AE: We’ve yet to see how big of an impact all this has and that’s gonna take some time. Hopefully our daughters and grand-daughters won’t have to deal with this kind of subject, which brings to mind another reason and part as to why we did the documentary. My daughter happened to be on break from school when we were fifteen and she wanted to come to the set. I was a little wary about that – she is not quite fifteen – and I wondered whether or not I wanted her to hear these stories. She wants to go into the entertainment industry so I thought ‘yeah, she should hear these stories’, because the really only true way to prevent these kinds of situations is to truly do everything in your own power to prevent it. Even if the #MeToo movement has a HUGE amount of success, even if it reduces these sorts of problems by 90%, there will still be that 10% where things happen. So the best way for people to eliminate it is to protect themselves and I hope that men and women who want to go into the entertainment industry will watch this documentary and use it as a bit of a cautionary tale. My daughter said she learned a huge amount from watching it, like how to minimise your risk by doing things like not going out for drinks with someone who’s trying to help you break into the industry. Minimise the risk as much as possible, and hopefully that will help that 10% I referred to earlier.
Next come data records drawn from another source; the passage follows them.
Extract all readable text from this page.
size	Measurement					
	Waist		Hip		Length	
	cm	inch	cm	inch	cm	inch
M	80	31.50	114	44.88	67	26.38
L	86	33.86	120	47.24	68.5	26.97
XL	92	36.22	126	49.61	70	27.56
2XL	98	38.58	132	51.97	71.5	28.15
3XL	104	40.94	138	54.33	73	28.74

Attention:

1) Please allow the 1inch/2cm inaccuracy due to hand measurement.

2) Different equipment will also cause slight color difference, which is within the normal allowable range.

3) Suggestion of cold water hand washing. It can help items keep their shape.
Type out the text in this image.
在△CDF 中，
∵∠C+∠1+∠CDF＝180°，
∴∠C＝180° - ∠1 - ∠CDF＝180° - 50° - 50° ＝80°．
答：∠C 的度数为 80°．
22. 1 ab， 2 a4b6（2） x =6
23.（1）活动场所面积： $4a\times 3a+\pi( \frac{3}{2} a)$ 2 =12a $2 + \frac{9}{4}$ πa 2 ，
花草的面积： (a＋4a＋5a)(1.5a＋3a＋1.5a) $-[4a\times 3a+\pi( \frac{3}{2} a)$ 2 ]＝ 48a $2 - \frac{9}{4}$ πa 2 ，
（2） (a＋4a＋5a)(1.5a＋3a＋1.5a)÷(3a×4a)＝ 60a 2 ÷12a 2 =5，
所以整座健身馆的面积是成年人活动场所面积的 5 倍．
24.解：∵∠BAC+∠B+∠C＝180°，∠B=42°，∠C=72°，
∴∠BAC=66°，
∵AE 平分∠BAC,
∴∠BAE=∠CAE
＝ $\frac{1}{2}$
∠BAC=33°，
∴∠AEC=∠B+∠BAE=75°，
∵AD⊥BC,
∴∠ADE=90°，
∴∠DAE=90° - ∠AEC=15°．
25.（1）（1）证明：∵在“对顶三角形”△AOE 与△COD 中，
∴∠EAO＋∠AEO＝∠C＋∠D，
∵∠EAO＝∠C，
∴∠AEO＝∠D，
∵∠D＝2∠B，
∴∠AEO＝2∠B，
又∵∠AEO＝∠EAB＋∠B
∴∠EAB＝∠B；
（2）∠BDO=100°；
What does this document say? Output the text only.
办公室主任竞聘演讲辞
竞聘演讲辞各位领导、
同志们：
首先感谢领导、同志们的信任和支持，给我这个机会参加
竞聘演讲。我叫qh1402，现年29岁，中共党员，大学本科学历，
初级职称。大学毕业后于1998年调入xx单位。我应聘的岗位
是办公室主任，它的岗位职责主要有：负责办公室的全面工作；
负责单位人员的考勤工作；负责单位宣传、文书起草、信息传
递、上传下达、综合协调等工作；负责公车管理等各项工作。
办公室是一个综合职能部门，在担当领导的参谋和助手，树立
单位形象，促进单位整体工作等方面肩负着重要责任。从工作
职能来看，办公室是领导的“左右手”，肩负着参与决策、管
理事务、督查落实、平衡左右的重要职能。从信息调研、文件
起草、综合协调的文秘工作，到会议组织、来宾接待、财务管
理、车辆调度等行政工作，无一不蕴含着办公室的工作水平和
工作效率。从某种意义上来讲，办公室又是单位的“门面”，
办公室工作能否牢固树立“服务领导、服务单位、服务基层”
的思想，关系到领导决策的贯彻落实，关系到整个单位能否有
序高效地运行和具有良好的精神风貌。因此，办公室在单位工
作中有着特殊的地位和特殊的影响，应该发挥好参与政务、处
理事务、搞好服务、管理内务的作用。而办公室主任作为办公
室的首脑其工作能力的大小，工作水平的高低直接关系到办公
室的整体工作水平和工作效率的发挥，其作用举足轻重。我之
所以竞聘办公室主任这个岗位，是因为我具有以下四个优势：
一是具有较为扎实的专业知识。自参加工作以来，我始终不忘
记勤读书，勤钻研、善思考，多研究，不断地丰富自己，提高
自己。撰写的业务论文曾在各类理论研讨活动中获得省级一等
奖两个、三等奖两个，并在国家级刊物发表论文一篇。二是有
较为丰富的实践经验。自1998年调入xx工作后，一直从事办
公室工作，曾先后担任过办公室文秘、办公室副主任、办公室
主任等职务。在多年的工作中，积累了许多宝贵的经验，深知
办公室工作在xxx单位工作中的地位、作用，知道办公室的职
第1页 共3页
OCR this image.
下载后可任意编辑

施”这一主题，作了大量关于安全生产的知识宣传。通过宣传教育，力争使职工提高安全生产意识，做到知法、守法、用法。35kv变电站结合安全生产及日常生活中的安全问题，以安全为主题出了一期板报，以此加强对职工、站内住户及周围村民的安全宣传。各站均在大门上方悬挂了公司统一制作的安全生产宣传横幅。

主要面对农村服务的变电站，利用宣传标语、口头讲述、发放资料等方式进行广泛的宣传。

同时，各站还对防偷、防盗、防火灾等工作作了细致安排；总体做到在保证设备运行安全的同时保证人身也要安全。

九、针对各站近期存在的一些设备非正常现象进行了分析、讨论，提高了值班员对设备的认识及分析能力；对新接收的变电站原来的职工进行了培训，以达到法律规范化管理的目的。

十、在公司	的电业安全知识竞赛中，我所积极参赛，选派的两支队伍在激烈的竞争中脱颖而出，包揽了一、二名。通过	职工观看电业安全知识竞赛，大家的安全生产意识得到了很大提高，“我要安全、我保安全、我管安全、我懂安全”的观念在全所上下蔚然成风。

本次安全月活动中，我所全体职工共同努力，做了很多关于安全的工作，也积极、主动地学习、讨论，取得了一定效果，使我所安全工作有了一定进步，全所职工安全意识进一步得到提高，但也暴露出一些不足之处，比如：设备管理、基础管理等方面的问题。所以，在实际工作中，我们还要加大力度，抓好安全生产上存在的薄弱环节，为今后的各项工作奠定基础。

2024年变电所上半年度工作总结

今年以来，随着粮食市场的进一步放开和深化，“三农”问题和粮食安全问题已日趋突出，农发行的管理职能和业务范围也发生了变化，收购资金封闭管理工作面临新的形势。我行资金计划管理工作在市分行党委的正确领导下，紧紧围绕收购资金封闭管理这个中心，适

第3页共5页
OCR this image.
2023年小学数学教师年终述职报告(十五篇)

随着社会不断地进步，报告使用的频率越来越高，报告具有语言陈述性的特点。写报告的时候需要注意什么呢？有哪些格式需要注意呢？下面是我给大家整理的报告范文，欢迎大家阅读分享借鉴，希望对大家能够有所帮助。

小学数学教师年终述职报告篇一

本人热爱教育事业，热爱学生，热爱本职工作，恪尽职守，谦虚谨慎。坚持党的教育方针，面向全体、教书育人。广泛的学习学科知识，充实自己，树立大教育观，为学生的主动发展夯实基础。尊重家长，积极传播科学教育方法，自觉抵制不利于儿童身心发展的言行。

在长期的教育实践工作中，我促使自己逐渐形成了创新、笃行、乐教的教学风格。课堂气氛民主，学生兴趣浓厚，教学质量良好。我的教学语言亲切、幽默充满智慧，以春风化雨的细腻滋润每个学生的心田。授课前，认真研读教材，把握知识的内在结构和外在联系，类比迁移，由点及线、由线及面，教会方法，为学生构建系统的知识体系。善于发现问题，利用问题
TITL: Where do you go from here then? Do you maybe want to move into the directors’ chair next time or are you happy where you are, producing and giving your name and status to a cause or a film you’re passionate about and eager to help get the word out about?

AE: I really enjoyed the producing. At some point yes, I would love to try my hand at directing and might have a little go during the next documentary just to see how I get on, but my main bread and butter is my acting career. I love it and I love the industry – it pains me to have to do documentaries about such a negative aspect of a business that I’ve been in since I was 10 years old, and that has been very good to me – so hopefully I can help it, and help maintain some of the integrity of this business in my own little way because I really do love it.

TITL: Finally then, in terms of your acting career, have you got any projects in the pipeline you can tell me about?

AE: I don’t know what airs in the UK, and that’s a problem, but I am in series available on Amazon Prime called The Bay – which is so much fun to do. I’m working with a lot of people I’ve worked with before in other situations, and I just came on in season four as a real troublemaker and I believe I will be making a lot of trouble in season 5 which will air next year. People can watch me there.